Anders als Roger Federer, der mit einer riesigen Entourage um die Welt jettet, hatten Sie also meist nur Ihren Coach dabei?
Als mir 2011 und 2012 mein Rücken viele Probleme bereitete, nahm ich öfters auch noch einen Physiotherapeuten mit. Dann kostet ein Turnier schnell einmal doppelt so viel wie üblich. Das sind aber Investments, die du machen musst. Du darfst nicht jede Woche eine Abrechnung machen und dir sagen: «Mist, ich habe Geld verloren.» Den Kassensturz machte ich stets erst Ende Jahr und wenn ich nicht gut genug gespielt hatte, musste ich die Ausgaben regulieren. Aber ich hatte zum Glück meist gut genug gespielt.

Wie reguliert man die Ausgaben?
Zum Beispiel statt nach Asien fliegen, mit dem Auto nach Frankreich fahren und dort spielen. Oder mit einem anderen Spieler das Zimmer teilen, was ich bis ich etwa 27 war, immer mal wieder gemacht habe.

Sie sagten, Sie hätten meist gut genug gespielt. Was heisst das konkret?
Ich musste nicht ständig ums finanzielle Überleben kämpfen. In den letzten zwölf Jahren konnte ich stets schwarze Zahlen schreiben. Wäre das nicht der Fall gewesen, hätte ich mir schon lange einen neuen Job suchen müssen. Ich konnte mir während meiner Karriere durchaus etwas auf die Seite legen.

Chiudinelli am Super10Kampf 2017.

Wie viel?
Ich werde Ihnen sicher nicht meinen genauen Kontostand angeben. Aber ich muss jetzt nicht grad nächste Woche einen Job haben, sondern kann mir ein paar Monate Zeit nehmen, um hoffentlich eine neue, spannende Herausforderung zu finden.

Die kleineren Turniere sind nicht gerade in Paris, London oder New York. Sie sind deshalb ziemlich in der Welt herum gekommen. War das ein Vorteil Ihrer Karriere?
Das ist sicher auch ein Grund, weshalb ich meinen Beruf so genossen habe. Mir gefiel das Reisen immer. Ich durfte Orte sehen, die ich sonst höchstens in Dokumentarfilmen kennengelernt hätte. Leider hatte ich nicht immer die Zeit, alles zu sehen, was ich gerne angeschaut hätte. Aber ein gewisser Eindruck bleibt natürlich immer haften.
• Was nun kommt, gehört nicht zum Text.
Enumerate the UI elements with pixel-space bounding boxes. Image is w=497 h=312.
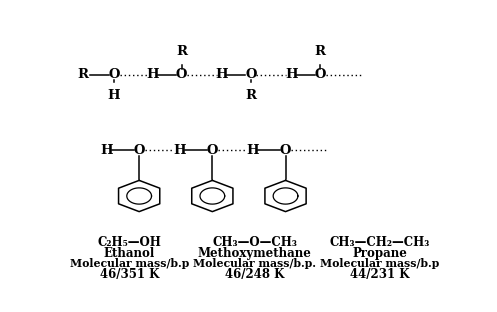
Text: C₂H₅—OH: C₂H₅—OH: [97, 236, 162, 249]
Text: O: O: [133, 144, 145, 157]
Text: Ethanol: Ethanol: [104, 247, 155, 260]
Text: O: O: [108, 68, 120, 81]
Text: H: H: [173, 144, 186, 157]
Text: Molecular mass/b.p.: Molecular mass/b.p.: [193, 258, 316, 269]
Text: O: O: [315, 68, 326, 81]
Text: R: R: [78, 68, 89, 81]
Text: 44/231 K: 44/231 K: [350, 268, 410, 280]
Text: Methoxymethane: Methoxymethane: [198, 247, 312, 260]
Text: H: H: [285, 68, 298, 81]
Text: R: R: [315, 45, 326, 58]
Text: H: H: [247, 144, 259, 157]
Text: O: O: [245, 68, 256, 81]
Text: H: H: [100, 144, 113, 157]
Text: CH₃—CH₂—CH₃: CH₃—CH₂—CH₃: [330, 236, 430, 249]
Text: O: O: [280, 144, 291, 157]
Text: 46/248 K: 46/248 K: [225, 268, 284, 280]
Text: H: H: [108, 89, 120, 102]
Text: O: O: [176, 68, 187, 81]
Text: H: H: [216, 68, 228, 81]
Text: 46/351 K: 46/351 K: [100, 268, 159, 280]
Text: Molecular mass/b.p: Molecular mass/b.p: [320, 258, 439, 269]
Text: O: O: [207, 144, 218, 157]
Text: Molecular mass/b.p: Molecular mass/b.p: [70, 258, 189, 269]
Text: R: R: [176, 45, 187, 58]
Text: H: H: [146, 68, 159, 81]
Text: CH₃—O—CH₃: CH₃—O—CH₃: [212, 236, 297, 249]
Text: R: R: [246, 89, 256, 102]
Text: Propane: Propane: [352, 247, 408, 260]
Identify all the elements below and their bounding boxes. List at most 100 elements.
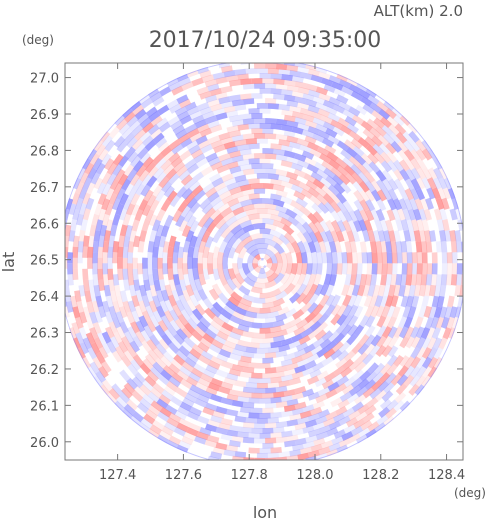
radar-cell [78, 187, 88, 200]
radar-cell [312, 117, 326, 127]
radar-cell [262, 148, 274, 155]
radar-cell [322, 417, 336, 428]
radar-cell [359, 315, 370, 328]
radar-cell [331, 81, 344, 91]
radar-cell [167, 294, 178, 307]
radar-cell [435, 197, 445, 210]
radar-cell [444, 230, 452, 242]
radar-cell [331, 251, 338, 264]
radar-cell [301, 366, 315, 377]
radar-cell [218, 385, 231, 395]
radar-cell [196, 431, 209, 441]
radar-cell [378, 371, 391, 384]
radar-cell [197, 393, 210, 404]
radar-cell [292, 206, 305, 218]
radar-cell [231, 170, 244, 179]
radar-cell [341, 85, 354, 96]
radar-cell [234, 272, 245, 285]
radar-cell [230, 224, 243, 236]
radar-cell [433, 284, 442, 297]
radar-cell [318, 92, 331, 102]
radar-cell [166, 439, 179, 450]
radar-cell [351, 172, 363, 185]
radar-cell [146, 194, 157, 207]
radar-cell [141, 295, 151, 308]
radar-cell [327, 184, 340, 196]
radar-cell [400, 218, 409, 232]
radar-cell [405, 168, 416, 181]
radar-cell [275, 189, 288, 198]
radar-cell [307, 449, 320, 459]
radar-cell [265, 153, 277, 160]
radar-cell [301, 150, 315, 160]
radar-cell [290, 333, 304, 343]
radar-cell [184, 101, 197, 112]
radar-cell [353, 294, 363, 307]
radar-cell [248, 397, 260, 404]
radar-cell [212, 213, 225, 225]
radar-cell [180, 308, 192, 322]
radar-cell [353, 305, 364, 318]
radar-cell [150, 115, 163, 127]
radar-cell [328, 158, 341, 170]
radar-cell [426, 177, 437, 190]
radar-cell [333, 365, 346, 377]
radar-cell [243, 239, 256, 251]
x-axis-label: lon [253, 503, 277, 521]
radar-cell [82, 268, 89, 281]
radar-cell [307, 391, 320, 401]
radar-cell [180, 378, 193, 390]
radar-cell [381, 169, 393, 182]
radar-cell [166, 99, 179, 110]
y-tick-label: 26.0 [30, 436, 59, 451]
radar-cell [146, 175, 158, 188]
radar-cell [242, 421, 255, 429]
radar-cell [449, 230, 457, 242]
radar-cell [327, 381, 340, 392]
radar-cell [97, 193, 107, 206]
radar-cell [71, 192, 81, 205]
radar-cell [308, 230, 319, 244]
plot-area [65, 63, 463, 460]
radar-cell [191, 184, 204, 197]
radar-cell [390, 274, 398, 286]
radar-cell [159, 300, 169, 313]
radar-cell [257, 248, 268, 255]
radar-cell [305, 434, 318, 444]
radar-cell [333, 182, 346, 195]
radar-cell [371, 109, 384, 121]
radar-cell [273, 391, 285, 399]
radar-cell [112, 183, 123, 196]
radar-cell [278, 68, 291, 76]
plot-frame [64, 62, 464, 461]
radar-cell [451, 197, 461, 210]
radar-cell [212, 446, 225, 455]
radar-cell [175, 214, 186, 228]
radar-cell [280, 195, 293, 205]
radar-cell [328, 273, 337, 287]
radar-cell [450, 241, 458, 253]
radar-cell [275, 153, 288, 162]
radar-cell [147, 252, 154, 264]
radar-cell [293, 348, 306, 358]
radar-cell [386, 209, 396, 222]
radar-cell [278, 343, 291, 353]
radar-cell [351, 284, 361, 297]
radar-cell [294, 364, 307, 374]
radar-cell [294, 96, 307, 105]
radar-cell [443, 177, 454, 190]
radar-cell [351, 342, 363, 355]
radar-cell [105, 187, 115, 201]
radar-cell [242, 293, 255, 303]
radar-cell [262, 372, 274, 379]
radar-cell [380, 240, 388, 253]
radar-cell [145, 409, 158, 421]
radar-cell [430, 274, 438, 286]
radar-cell [144, 161, 157, 174]
radar-cell [366, 396, 379, 409]
radar-cell [355, 104, 368, 116]
radar-cell [181, 361, 194, 373]
radar-cell [217, 292, 230, 305]
radar-cell [242, 133, 255, 141]
radar-cell [229, 389, 241, 397]
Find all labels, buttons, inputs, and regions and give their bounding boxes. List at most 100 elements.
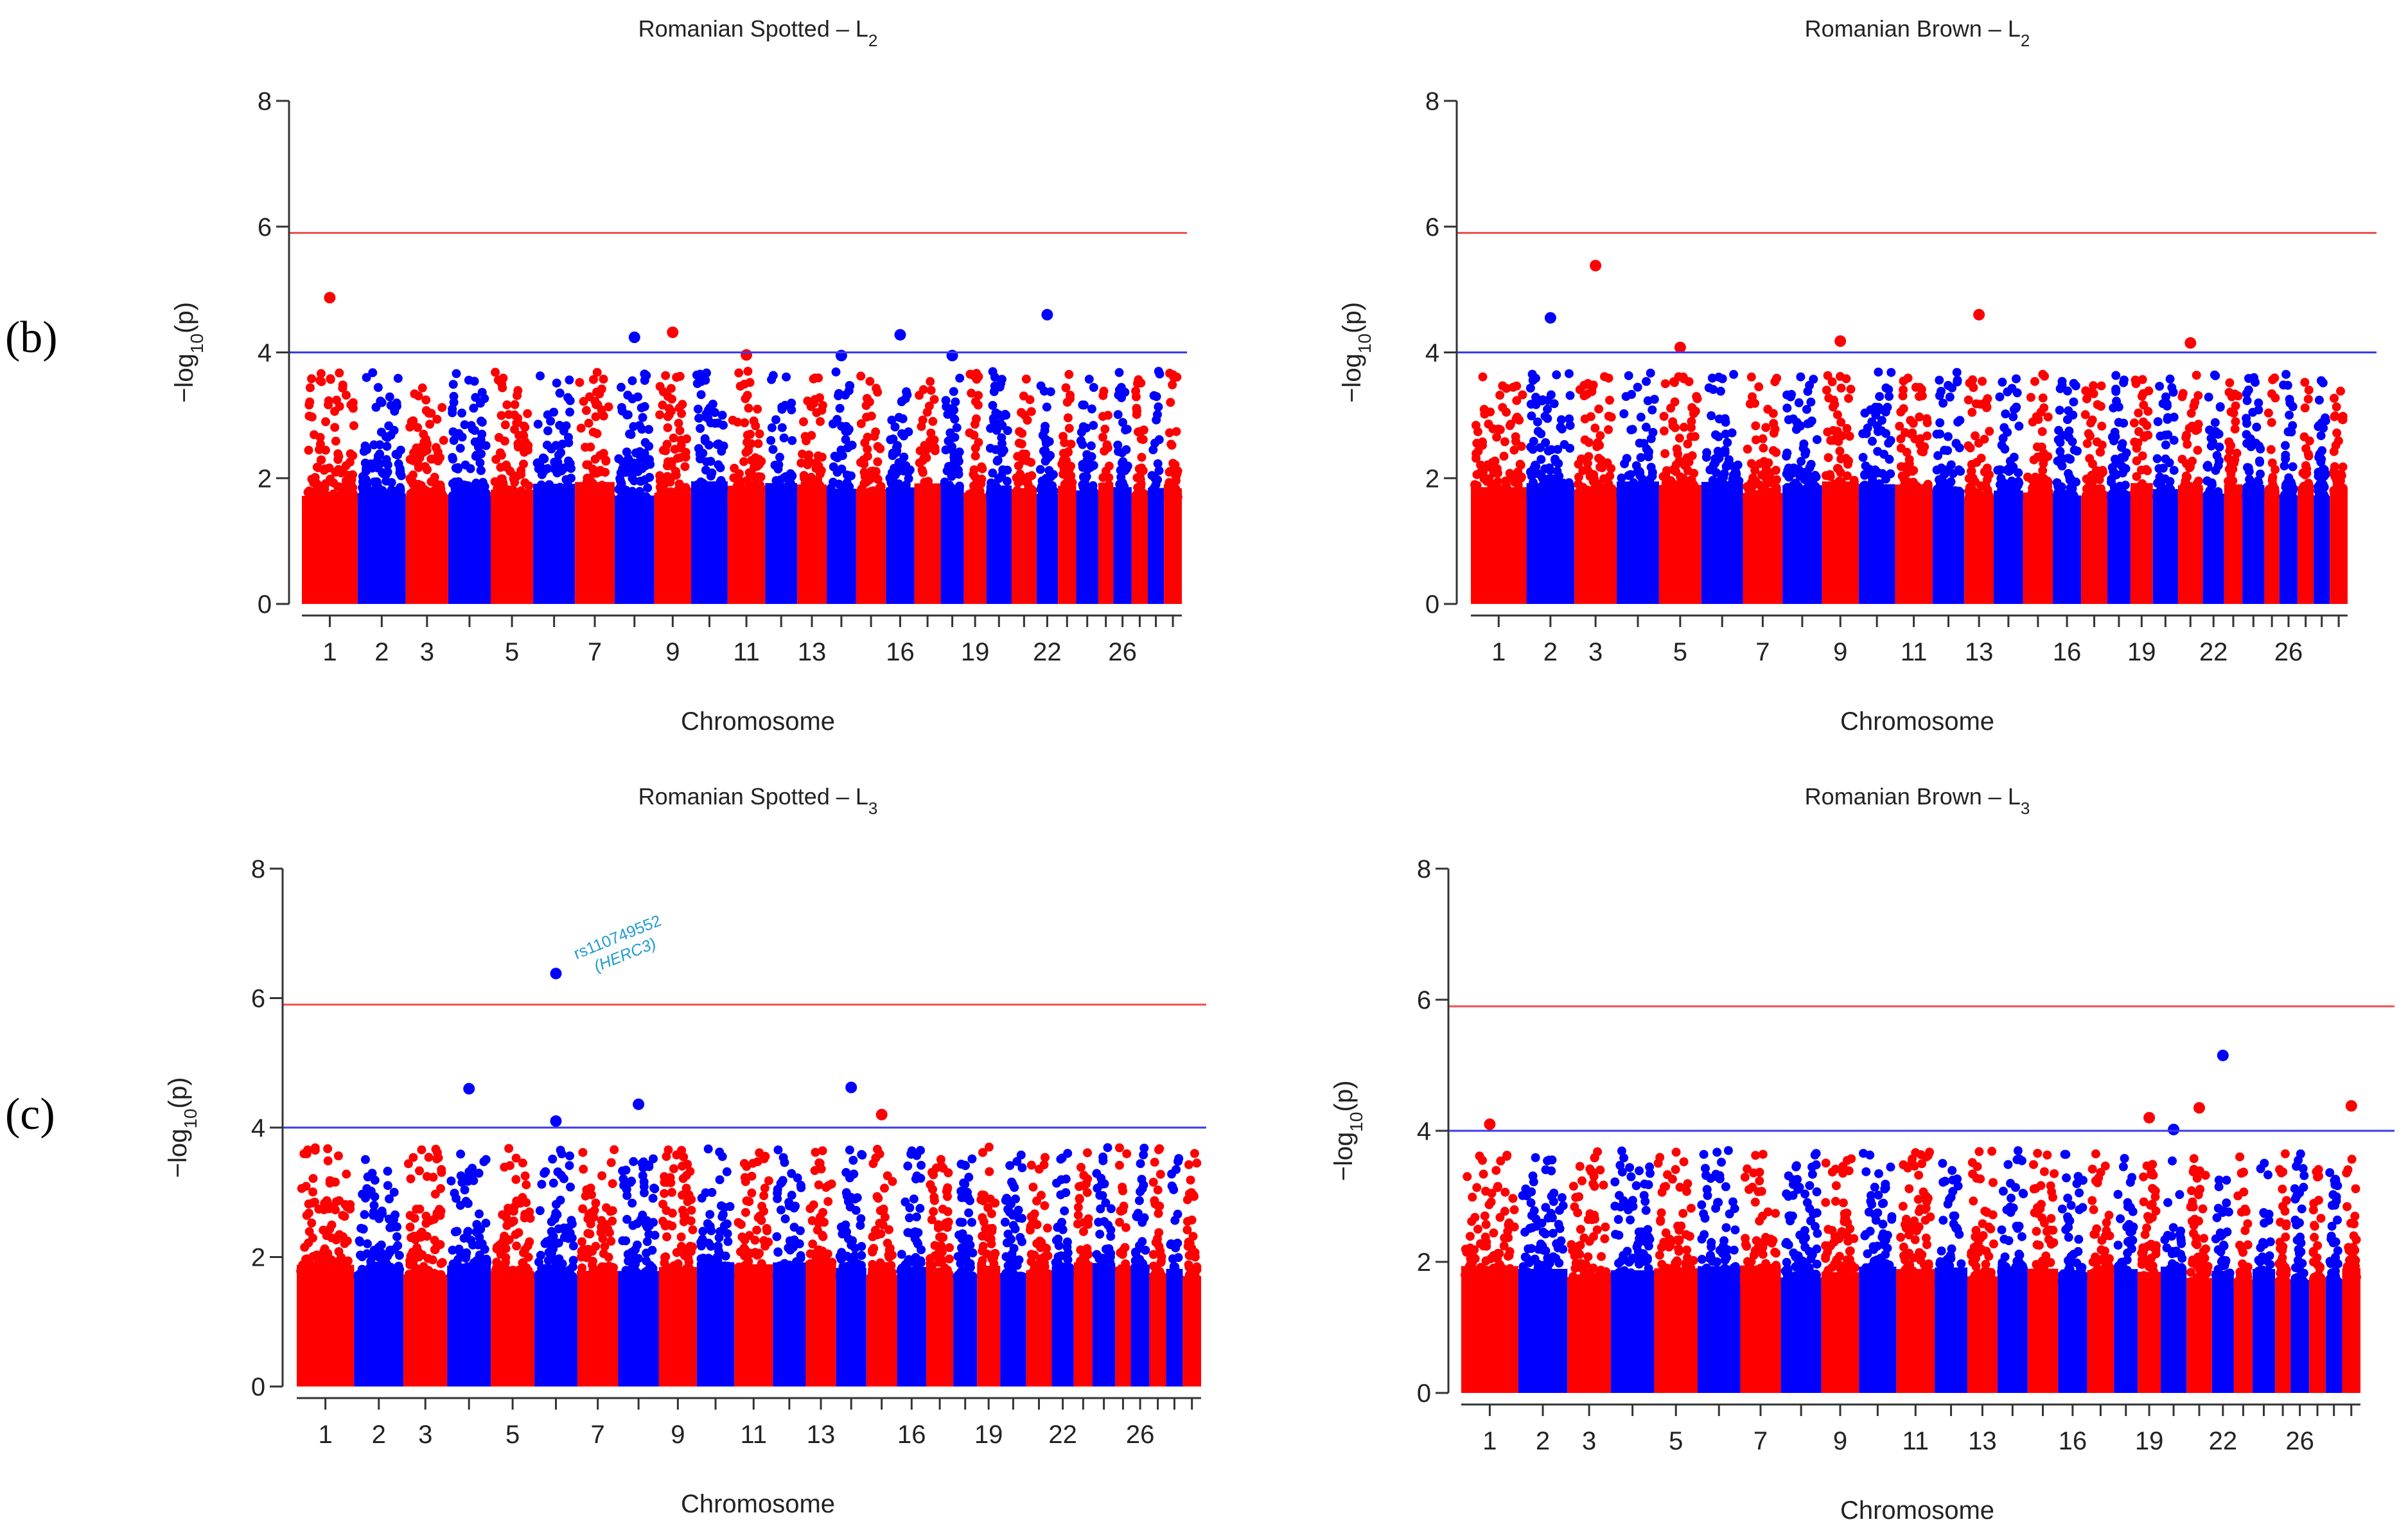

Chiudinelli im April 2016 in Taipeh (Taiwan).

Sie haben es ganz zu Beginn angesprochen. Sie würden einiges anders machen in Ihrer Karriere. Was genau bereuen Sie?
Ganz am Anfang meiner Karriere glaubte ich nicht, dass ich es ganz nach vorne schaffen kann. Ich hatte zu viel Respekt vor den Topspielern. Deshalb trainierte ich wohl auch nicht konstant auf dem hohen Niveau, das nötig gewesen wäre. Als Teenager bin ich ziemlich unerwartet nach oben gekommen, dank eines Turniersiegs war ich schnell die Nummer 400 der Welt. Danach fehlte mir ein Mentor, den habe ich erst mit 22 gefunden. Bis dahin habe ich wichtige Schritte verpasst. 2010, als ich nach vielen Verletzungen endlich ein gutes Ranking hatte, habe ich dann zu viel gespielt. Endlich konnte ich all die Turniere spielen, von denen ich schon immer geträumt hatte. Darunter litt jedoch das Training und die Erholung, was mich im Herbst teuer zu stehen kam. Ich verletzte mich in Tokio während eines Spiels am Rücken und konnte daraufhin während einem halben Jahr kaum spielen. Dies kostete mich damals meinen Platz in den Top 100.

Wie geht's nun weiter? Haben Sie Pläne für die Zukunft?
Einen konkreten Plan, was ich in Zukunft genau machen werde, habe ich noch nicht. Aber ich kümmere mich seit ein paar Wochen aktiv darum, etwas Neues zu finden, was mich ebenfalls herausfordert und mir Freude macht. Dies muss nicht zwingend im Tennis sein, mich interessieren vor allem auch die Themen Event- und Sportmanagement.